Elle ne sortait quasiment jamais, si ce n'est pour aller à la
fontaine ou apporter une collation à ses frères en début
d'après-midi. Elle partait de chez elle, contournait un pâté
de maisons, descendait les 50 marches qui menaient à la
place et prenait le chemin pour aller rejoindre ses frères qui
travaillaient sur leur domaine. Ce chemin menant également
à la fontaine et à notre maison, mon père et ma mère ont dû
se croiser lorsque lui allait vers la place du village et ma mère
en venait. A cette époque, chacun pensait à ses propres
occupations. On n'entamait pas une conversation en pleine
rue, surtout entre une fille et un garçon de leur âge.

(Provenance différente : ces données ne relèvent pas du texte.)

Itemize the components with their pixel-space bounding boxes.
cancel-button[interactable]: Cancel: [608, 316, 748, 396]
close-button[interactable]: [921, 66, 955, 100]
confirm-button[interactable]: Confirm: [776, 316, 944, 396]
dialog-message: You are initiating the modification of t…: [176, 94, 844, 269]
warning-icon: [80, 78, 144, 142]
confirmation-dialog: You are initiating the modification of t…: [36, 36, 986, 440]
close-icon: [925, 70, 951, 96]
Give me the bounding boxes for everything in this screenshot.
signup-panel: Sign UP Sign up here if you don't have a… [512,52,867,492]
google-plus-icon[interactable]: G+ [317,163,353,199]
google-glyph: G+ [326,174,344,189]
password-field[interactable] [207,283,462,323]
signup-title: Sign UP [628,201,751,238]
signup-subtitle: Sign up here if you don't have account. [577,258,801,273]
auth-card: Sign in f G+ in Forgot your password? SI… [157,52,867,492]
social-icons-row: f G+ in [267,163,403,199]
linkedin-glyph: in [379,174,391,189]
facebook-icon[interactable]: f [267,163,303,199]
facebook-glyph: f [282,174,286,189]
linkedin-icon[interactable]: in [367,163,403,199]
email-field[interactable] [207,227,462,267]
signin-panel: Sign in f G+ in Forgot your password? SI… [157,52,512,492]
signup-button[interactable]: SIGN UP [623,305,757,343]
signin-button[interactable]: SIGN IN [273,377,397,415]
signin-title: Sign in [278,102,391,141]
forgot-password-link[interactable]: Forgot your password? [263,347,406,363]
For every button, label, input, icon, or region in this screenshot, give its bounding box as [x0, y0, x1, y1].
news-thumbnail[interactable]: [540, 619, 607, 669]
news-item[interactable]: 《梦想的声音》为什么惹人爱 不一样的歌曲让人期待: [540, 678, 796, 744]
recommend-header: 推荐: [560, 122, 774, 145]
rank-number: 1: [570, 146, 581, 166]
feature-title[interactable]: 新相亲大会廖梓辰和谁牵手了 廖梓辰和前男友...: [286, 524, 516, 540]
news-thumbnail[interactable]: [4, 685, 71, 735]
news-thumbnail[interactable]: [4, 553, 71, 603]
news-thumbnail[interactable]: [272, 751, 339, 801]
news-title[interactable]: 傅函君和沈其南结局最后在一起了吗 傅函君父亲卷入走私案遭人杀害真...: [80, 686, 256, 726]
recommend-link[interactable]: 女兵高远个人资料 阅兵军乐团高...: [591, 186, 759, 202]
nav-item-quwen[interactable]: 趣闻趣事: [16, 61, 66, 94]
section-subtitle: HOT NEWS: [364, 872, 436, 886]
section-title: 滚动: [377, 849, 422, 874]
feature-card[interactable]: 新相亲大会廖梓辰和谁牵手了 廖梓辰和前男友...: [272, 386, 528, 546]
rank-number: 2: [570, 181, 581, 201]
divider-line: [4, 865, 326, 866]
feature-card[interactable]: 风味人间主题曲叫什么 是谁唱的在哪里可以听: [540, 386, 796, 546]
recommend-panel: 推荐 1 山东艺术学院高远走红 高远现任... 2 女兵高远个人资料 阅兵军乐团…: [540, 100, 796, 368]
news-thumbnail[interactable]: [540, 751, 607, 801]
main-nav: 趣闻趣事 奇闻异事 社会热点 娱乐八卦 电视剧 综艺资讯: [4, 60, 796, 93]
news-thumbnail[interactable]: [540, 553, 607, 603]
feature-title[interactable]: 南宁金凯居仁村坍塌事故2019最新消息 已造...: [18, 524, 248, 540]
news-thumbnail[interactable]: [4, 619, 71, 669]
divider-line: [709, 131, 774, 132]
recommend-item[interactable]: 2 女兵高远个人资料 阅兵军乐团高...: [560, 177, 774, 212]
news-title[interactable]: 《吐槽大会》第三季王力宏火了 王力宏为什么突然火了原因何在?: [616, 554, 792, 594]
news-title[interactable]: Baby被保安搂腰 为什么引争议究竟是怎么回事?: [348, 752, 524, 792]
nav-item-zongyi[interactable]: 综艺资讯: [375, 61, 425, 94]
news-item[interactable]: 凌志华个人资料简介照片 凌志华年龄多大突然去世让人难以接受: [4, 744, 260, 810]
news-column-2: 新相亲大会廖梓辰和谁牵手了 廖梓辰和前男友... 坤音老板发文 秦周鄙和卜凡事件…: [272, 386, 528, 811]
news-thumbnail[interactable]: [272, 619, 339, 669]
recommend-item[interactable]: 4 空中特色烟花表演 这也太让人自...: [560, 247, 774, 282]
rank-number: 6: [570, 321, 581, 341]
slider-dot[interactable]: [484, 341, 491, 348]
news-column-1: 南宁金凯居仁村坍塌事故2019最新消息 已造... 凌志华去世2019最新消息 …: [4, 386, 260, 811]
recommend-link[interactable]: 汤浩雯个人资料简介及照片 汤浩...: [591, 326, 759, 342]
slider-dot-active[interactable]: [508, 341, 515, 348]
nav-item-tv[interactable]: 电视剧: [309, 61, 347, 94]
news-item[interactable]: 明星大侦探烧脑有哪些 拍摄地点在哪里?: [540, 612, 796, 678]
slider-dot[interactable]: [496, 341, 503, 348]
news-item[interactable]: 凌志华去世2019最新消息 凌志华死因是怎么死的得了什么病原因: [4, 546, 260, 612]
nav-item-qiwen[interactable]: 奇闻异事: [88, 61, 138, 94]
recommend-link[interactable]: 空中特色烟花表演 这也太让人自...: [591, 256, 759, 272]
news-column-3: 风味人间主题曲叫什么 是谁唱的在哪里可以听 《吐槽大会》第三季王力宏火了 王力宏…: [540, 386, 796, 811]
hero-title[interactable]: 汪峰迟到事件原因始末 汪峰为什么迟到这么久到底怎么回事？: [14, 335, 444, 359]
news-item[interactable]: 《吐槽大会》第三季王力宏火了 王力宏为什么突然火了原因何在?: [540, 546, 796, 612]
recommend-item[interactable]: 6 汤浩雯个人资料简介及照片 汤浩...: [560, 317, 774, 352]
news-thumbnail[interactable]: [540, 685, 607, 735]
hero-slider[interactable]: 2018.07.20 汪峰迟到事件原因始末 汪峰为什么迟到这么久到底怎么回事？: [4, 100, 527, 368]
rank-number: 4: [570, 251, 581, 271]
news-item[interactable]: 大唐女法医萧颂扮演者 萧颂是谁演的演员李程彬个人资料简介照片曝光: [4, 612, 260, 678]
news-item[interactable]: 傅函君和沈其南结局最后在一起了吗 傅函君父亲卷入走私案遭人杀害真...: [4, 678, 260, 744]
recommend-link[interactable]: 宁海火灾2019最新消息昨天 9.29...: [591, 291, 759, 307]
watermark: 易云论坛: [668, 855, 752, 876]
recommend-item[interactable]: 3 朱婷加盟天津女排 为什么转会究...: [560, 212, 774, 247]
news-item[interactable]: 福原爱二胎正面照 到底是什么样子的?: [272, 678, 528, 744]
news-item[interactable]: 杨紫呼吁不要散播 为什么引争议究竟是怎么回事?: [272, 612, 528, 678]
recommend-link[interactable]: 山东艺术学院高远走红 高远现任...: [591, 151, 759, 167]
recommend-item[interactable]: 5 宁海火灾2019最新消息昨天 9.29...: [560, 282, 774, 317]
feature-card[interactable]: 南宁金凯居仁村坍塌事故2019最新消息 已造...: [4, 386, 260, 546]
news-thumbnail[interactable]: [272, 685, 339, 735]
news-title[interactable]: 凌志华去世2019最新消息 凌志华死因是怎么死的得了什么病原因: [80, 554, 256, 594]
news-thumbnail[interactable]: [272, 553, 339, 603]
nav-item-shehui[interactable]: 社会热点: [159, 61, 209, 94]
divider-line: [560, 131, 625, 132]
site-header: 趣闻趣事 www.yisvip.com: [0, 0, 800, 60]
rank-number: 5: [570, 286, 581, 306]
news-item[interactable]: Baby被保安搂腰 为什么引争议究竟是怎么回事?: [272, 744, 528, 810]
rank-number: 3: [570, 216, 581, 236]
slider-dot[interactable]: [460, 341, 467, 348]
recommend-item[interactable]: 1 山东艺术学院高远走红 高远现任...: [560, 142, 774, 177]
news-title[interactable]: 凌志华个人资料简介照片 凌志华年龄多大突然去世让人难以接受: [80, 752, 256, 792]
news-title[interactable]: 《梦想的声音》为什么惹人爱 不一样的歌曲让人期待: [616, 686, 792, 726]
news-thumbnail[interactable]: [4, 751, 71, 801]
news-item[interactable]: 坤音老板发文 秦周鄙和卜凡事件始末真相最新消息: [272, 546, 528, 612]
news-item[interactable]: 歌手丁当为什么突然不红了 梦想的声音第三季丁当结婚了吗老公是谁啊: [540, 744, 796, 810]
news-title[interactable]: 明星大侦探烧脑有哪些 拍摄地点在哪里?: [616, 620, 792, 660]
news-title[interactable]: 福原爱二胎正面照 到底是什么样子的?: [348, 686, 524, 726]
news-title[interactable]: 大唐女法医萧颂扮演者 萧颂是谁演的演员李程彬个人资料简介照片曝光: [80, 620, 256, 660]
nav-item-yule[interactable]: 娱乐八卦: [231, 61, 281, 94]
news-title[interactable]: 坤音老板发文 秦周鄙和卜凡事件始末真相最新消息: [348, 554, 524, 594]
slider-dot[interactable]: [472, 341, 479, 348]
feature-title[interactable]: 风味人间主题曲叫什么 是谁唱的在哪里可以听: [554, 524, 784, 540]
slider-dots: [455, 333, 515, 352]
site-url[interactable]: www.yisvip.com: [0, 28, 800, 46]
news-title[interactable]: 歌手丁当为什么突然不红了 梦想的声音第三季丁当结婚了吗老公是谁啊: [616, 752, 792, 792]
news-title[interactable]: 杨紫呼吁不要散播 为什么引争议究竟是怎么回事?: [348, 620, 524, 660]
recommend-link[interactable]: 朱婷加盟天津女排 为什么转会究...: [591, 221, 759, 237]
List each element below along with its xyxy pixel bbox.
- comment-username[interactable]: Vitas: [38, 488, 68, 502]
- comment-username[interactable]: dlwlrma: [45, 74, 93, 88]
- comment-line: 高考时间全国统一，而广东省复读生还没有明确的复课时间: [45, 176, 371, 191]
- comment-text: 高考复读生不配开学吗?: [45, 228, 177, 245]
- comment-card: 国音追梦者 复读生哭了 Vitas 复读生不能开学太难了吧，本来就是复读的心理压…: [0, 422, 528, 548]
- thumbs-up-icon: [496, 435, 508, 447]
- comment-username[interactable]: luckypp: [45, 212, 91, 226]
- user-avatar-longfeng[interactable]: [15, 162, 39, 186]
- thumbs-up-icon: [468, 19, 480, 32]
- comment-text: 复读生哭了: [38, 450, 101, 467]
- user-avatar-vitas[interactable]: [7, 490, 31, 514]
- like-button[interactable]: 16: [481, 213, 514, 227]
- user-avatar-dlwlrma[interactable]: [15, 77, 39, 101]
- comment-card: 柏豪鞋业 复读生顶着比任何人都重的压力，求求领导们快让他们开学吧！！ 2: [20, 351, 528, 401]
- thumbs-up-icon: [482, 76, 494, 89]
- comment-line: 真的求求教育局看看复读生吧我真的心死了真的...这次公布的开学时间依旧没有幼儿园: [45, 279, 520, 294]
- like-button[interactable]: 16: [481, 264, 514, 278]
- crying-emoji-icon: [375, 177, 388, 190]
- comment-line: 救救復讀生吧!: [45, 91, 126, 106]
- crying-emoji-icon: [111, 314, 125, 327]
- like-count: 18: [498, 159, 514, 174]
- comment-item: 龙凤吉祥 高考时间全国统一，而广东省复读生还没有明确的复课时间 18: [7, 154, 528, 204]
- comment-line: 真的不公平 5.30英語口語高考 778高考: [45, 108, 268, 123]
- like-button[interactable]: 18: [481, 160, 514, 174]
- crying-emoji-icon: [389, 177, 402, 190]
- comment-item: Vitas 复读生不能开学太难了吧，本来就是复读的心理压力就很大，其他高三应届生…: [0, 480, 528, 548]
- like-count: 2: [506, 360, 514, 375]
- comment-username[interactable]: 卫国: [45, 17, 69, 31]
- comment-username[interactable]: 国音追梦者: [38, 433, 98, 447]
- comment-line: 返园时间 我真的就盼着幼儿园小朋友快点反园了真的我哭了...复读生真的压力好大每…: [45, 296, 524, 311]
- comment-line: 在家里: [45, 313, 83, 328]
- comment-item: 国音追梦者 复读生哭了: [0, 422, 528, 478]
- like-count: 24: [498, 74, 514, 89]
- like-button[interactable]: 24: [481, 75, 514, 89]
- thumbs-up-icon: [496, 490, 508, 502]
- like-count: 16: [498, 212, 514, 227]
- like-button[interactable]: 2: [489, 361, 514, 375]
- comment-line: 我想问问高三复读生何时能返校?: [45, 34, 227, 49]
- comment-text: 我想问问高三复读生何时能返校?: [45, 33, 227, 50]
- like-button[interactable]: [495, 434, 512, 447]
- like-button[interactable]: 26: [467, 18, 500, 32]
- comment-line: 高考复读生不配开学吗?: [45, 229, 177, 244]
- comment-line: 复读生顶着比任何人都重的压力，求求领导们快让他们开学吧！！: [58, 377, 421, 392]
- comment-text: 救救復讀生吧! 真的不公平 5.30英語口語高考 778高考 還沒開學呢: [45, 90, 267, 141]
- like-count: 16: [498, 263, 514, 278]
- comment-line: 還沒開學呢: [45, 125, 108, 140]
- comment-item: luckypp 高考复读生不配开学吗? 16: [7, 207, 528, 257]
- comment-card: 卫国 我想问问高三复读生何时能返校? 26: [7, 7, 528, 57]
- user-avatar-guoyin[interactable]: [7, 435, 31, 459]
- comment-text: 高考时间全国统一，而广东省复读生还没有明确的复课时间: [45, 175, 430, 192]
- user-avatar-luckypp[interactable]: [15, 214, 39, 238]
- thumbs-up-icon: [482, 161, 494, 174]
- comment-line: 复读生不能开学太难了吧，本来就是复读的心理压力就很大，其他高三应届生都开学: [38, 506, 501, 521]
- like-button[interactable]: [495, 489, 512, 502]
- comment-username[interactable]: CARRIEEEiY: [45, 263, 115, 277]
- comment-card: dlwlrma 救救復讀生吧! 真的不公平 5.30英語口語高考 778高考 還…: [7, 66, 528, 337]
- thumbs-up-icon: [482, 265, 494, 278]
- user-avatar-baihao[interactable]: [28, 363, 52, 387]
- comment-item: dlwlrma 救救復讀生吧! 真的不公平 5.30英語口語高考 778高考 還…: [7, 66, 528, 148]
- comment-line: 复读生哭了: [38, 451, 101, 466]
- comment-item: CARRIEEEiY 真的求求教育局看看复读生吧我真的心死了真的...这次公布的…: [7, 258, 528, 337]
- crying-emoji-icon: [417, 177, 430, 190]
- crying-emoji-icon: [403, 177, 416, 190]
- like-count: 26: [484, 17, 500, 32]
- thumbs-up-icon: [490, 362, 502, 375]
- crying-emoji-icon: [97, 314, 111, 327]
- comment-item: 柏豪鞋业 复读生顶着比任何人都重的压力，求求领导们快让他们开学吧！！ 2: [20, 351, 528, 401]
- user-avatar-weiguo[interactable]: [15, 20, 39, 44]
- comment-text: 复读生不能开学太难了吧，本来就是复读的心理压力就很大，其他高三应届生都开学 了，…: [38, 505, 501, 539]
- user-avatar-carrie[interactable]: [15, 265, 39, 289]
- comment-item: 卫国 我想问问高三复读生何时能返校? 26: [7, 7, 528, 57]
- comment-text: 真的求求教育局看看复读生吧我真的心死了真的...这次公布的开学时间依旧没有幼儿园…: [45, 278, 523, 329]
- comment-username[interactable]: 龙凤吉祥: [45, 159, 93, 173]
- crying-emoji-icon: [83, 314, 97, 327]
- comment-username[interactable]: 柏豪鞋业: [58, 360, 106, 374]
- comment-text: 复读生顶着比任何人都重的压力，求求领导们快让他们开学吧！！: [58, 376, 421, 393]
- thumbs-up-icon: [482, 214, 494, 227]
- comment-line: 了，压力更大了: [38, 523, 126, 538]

Tout au
plus, ils pouvaient s'échanger un bref regard ou esquisser un
sourire.
Ma mère m'a expliqué qu'un jour où elle était à la
fontaine, mon père est passé. Lorsqu'il s'est éloigné, elle
avait pensé : "C'est dommage qu'il habite en dehors du
village, au-dessus de la fontaine, sinon il n'est pas vilain
comme jeune homme."
Posséder une maison en dehors du village était, à cette
époque, assez mal vu, car c'étaient souvent les familles les
plus pauvres qui avaient, tant bien que mal, construit leur
maison sur les fondations d'anciennes granges ou autres
masures. Tandis qu'il n'était pas rare que des personnes
qui habitaient dans le village construisent dans les
campagnes des granges, cabanes, cabanons ou cahutes. De
ce fait, ceux qui n'avaient que cela comme habitation
principale étaient moins bien considérés.